In fact I do not think any state requires that, except CA which does require ex post facto registration of 'assault weapons". I am pretty sure SCOTUS would strike such a law down.

The District court just struck down CA s law requiring background checks, etc for ammo purchases. Also CAs ban on 10+ round magazines was struck down… but there is a stay on that waiting for a Higher court to rule.

@Falchion I glossed over this part of your post earlier in my disagreement with your preceding sentence. In retrospect, I should have also noted agreement with this point. Indeed, I think the Hawaii Supreme Court dedicated a significant part of its opinion to distinguishing the Hawaii State Constitution’s equivalent language from the Second Amendment on the basis that (despite using the same verbiage), Hawaii’s history and traditions compel a different interpretation than that of the current SCOTUS.

In short, framers of the Hawaii State Constitution in the 1950’s did not not necessarily have in mind the same meaning as that of the current conservative SCOTUS majority the framers of the U.S. Constitution.

Yes, but that doesnt stand under a federal Court- SCOTUS- decision.

Article VI

This Constitution, and the laws of the United States which shall be made in pursuance thereof; and all treaties made, or which shall be made, under the authority of the United States, shall be the supreme law of the land; and the judges in every state shall be bound thereby, anything in the Constitution or laws of any State to the contrary notwithstanding.

Of course it does.

Federal court interpretations of federal constitutional provisions don’t bind state court interpretations of state constitutional provisions.

The Hawaii court didn’t (as the thread falsely suggests) purport to reject the federal constitution. It interpreted a state law provision using an approach that is, apparently, acceptable in that state.

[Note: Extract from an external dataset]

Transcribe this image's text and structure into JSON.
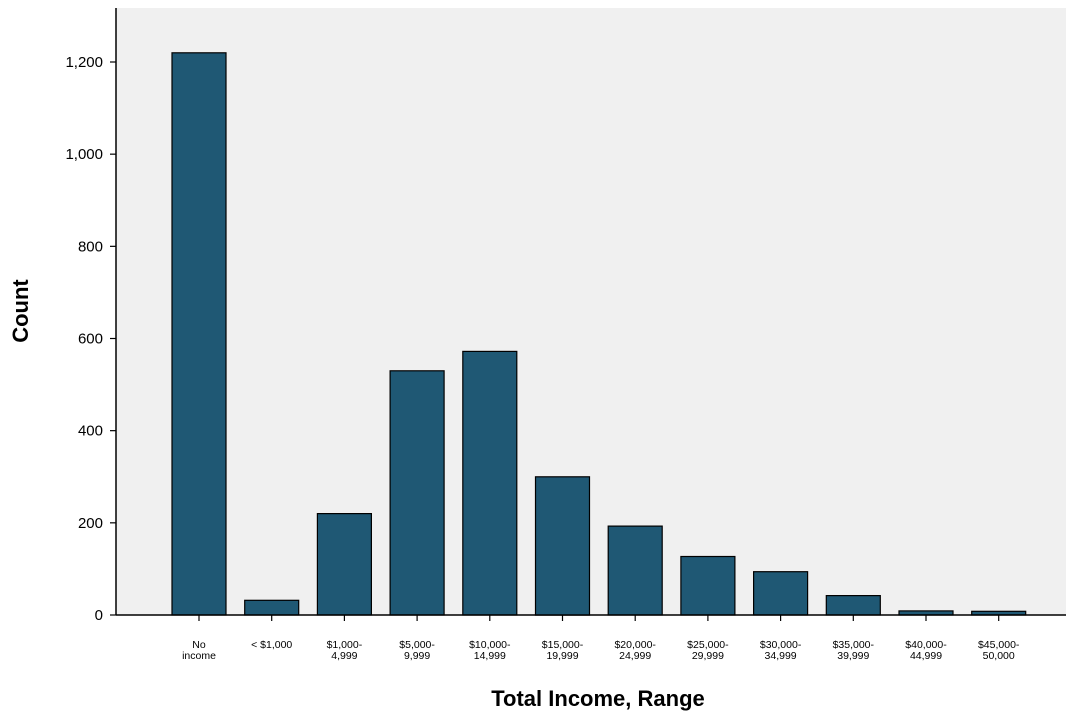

The Supremacy Clause is immaterial to a state supreme court’s interpretation of its own state’s constitution. This is basic legal analysis. Moreover, I encourage you to reread my first post to this thread and, even better, the Hawaii Supreme Court’s decision, which cites federal case law in its application of the Second Amendment of the U.S. Constitution to the facts of the case. Perhaps then you’ll understand that the Court’s holding is entirely consistent with federal constitutional jurisprudence.

ETA:

Ninja’d by @Falchion

When/if he appeals to the US Supreme court, then we will see. SCOTUS has struck down several gun controls laws that the state thought was perfectly legal.

Because it said they violated the federal constitution.

The federal government cannot tell a state it is misinterpreting its own constitution. That’s not its jurisdiction.

Now, if Hawaii passed a law that violates the federal interpretation of the 2nd amendment but does not violate the Hawaiian interpretation of the equivalent gun right clause, what happens?

The law might be challenged in state court and interpreted not to violate the state’s equivalent to the 2nd amendment language.

Then it might be challenged in federal court and struck down for violating federal law.

This would not be a case of the federal government overturning the state court’s ruling. It would be the federal government making a totally separate ruling on a totally separate case based on totally different constitutional text that happens to share language with the state’s constitution but comes from a different source, that being the federal constitution.

The feds are ruling about the 2nd amendment to the US constitution while the Hawaiians are ruling based on Article I section 17 of Hawaii’s constitution. Two different texts that happen to share language.